Create a summarizer using pipelines. Refer available Hugging Face pipelines [here](https://huggingface.co/docs/transformers/en/main_classes/pipelines)

In [None]:
# Create a summarizer

import pandas as pd
import textwrap

!wget -nc https://www.dropbox.com/s/7hb8bwbtjmxovlc/bbc_text_cls.csv?dl=0
df = pd.read_csv('bbc_text_cls.csv?dl=0')
df.head()

In [None]:
doc = df[df.labels == 'business']['text'].sample(random_state=123)

def wrap(x):
  return textwrap.fill(x, replace_whitespace = False, fix_sentence_endings = True)
print("Original: ")
print(wrap(doc.iloc[0]))

summarizer = ... # Use summarization pipeline
print("Summary: ")
summarizer(doc.iloc[0].split('\n',1)[1])

# Fine-tuning Transformers

> Pop Quiz : Why pre-train a transformer?

> Pop Quiz : Why fine-tune a transformer?

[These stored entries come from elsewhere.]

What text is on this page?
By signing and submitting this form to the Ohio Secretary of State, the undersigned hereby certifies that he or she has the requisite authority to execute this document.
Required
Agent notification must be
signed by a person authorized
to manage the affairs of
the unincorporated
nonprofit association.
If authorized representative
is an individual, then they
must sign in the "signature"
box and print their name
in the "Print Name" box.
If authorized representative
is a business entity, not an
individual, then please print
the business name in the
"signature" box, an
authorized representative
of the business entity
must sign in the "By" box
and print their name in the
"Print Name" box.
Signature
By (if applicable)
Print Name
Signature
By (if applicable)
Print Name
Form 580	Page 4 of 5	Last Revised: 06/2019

NOTE: Fine-tuning BERT is done by adding a task-specific layer on top of BERT model and training. Whereas, fine-tuning GPT is done via task-specific prompts to adapt the model.

In [None]:
# ! pip install -U accelerate
# ! pip install -U transformers
# ! pip install transformers datasets
# !pip install evaluate

In [None]:
from datasets import load_dataset

dataset = load_dataset("yelp_review_full")
dataset["train"][100]

In [None]:
from transformers import AutoTokenizer

tokenizer = AutoTokenizer.from_pretrained("google-bert/bert-base-cased")

def tokenize_function(examples):
    return tokenizer(examples["text"], padding="max_length", truncation=True)

tokenized_datasets = dataset.map(tokenize_function, batched=True)

small_train_dataset = tokenized_datasets["train"].shuffle(seed=42).select(range(1000))
small_eval_dataset = tokenized_datasets["test"].shuffle(seed=42).select(range(1000))

In [None]:
from transformers import AutoModelForSequenceClassification, TrainingArguments, Trainer

model = AutoModelForSequenceClassification.from_pretrained("bert-base-cased", num_labels=5)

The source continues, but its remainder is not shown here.